April 6, 2006
The plaintiffs, Michael R. Galardy and Tammy M. Galardy ("the Galardys"), filed this lawsuit in state court in March 2005. The original complaint also named Archer Daniels Midland Company ("ADM") as a defendant. ADM, a citizen of Illinois, was dismissed from the suit in March 2006. Since the remaining parties are citizens of different states, and (according to the remaining defendants) the amount in controversy exceeds $75,000, the case was removed to this court. 28 U.S.C. § 1332; 28 U.S.C. § 1446.
The Galardys have filed a motion to remand, claiming the defendants have not established that their principal place of business is in Colorado, nor have they shown the amount in controversy exceeds the jurisdictional threshold of $75,000.
Certainly the defendants know this information; the Galardys do not provide documentation to the contrary. The plaintiffs can verify this information through a simple internet search instead of arguing disingenuously for documentation.

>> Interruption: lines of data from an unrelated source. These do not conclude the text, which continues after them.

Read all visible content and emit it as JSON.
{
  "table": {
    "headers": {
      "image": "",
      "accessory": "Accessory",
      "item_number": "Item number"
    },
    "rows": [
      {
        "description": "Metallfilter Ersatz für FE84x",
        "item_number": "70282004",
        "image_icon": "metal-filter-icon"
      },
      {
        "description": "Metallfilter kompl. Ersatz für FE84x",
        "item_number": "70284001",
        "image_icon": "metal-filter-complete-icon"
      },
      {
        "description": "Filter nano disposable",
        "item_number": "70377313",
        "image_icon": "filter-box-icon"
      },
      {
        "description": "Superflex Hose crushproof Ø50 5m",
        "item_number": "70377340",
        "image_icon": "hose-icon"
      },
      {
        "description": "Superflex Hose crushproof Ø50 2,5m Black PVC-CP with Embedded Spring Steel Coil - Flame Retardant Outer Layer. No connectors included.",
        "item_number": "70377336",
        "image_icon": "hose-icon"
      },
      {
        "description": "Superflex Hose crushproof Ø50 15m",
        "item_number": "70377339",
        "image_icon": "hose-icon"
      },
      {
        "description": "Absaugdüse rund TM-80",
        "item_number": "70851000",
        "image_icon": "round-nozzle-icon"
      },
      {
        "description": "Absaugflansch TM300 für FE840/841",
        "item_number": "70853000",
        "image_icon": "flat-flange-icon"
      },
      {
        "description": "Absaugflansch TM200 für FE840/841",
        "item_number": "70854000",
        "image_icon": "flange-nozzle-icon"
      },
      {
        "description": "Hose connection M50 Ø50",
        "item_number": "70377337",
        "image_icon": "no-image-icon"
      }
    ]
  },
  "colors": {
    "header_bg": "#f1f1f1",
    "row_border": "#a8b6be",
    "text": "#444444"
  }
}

The defendants removed this action at the last possible moment. A case involving diversity of citizenship may be removed to this court even if diversity was lacking when the suit commenced. If the non-diverse defendant is dismissed, the diverse defendants may remove the action to federal court within thirty days after dismissal. However, in such circumstances, the removal must be effected within one year of commencement of the suit in state court. In this case, the diverse defendants just barely made the one-year limitation. See 28 U.S.C. § 1446(b).
The complaint alleges four counts against the remaining defendants: one by each plaintiff against each defendant; each count seeks an amount in excess of $50,000. Michael Galardy was injured while on the job. Tammy Gallardy asserts claims for loss of consortium. The defendants have sought the plaintiffs' admission or denial that they seek at least $75,000 in damages, and the Galardys have refused to admit or deny as much.
"Removal is proper if the defendant's estimate of the stakes is plausible; plaintiffs can't prevent removal by refusing to concede that the controversy exceeds the jurisdictional minimum[.]" Rubel v. Pfizer, Inc., 361 F.3d 1016, 1020 (7th Cir. 2004) ( citing The Barbers, Hairstyling for Men Women, Inc. v. Bishop, 132 F.3d 1203 (7th Cir. 1997); Shaw v. Dow Brands, Inc., 994 F.2d 364 (7th Cir. 1993)). Michael Galardy's claims arose from an injury he suffered while employed by Illinois Power. He alleges he suffered serious and permanent injuries to his eyes, skin and liver, and that he incurred and continues to incur medical expenses for treatment of his injuries, and has suffered and continues to suffer pain, emotional injury, loss of earnings, impairment of earning capacity, disability and loss of a normal life.
If Gallardy proves the injuries he alleges, the defendants' estimate of the stakes is plausible. The estimate is sufficient to establish jurisdiction pursuant to 28 U.S.C. § 1332.
For the foregoing reasons, the motion to remand [#4] is denied. Since this case has proceeded in state court for more than a year, the parties should be well on the way toward concluding discovery. The parties shall file, within five days of the date of this order, a proposed discovery plan. A Rule 16 scheduling conference will be scheduled by separate written order.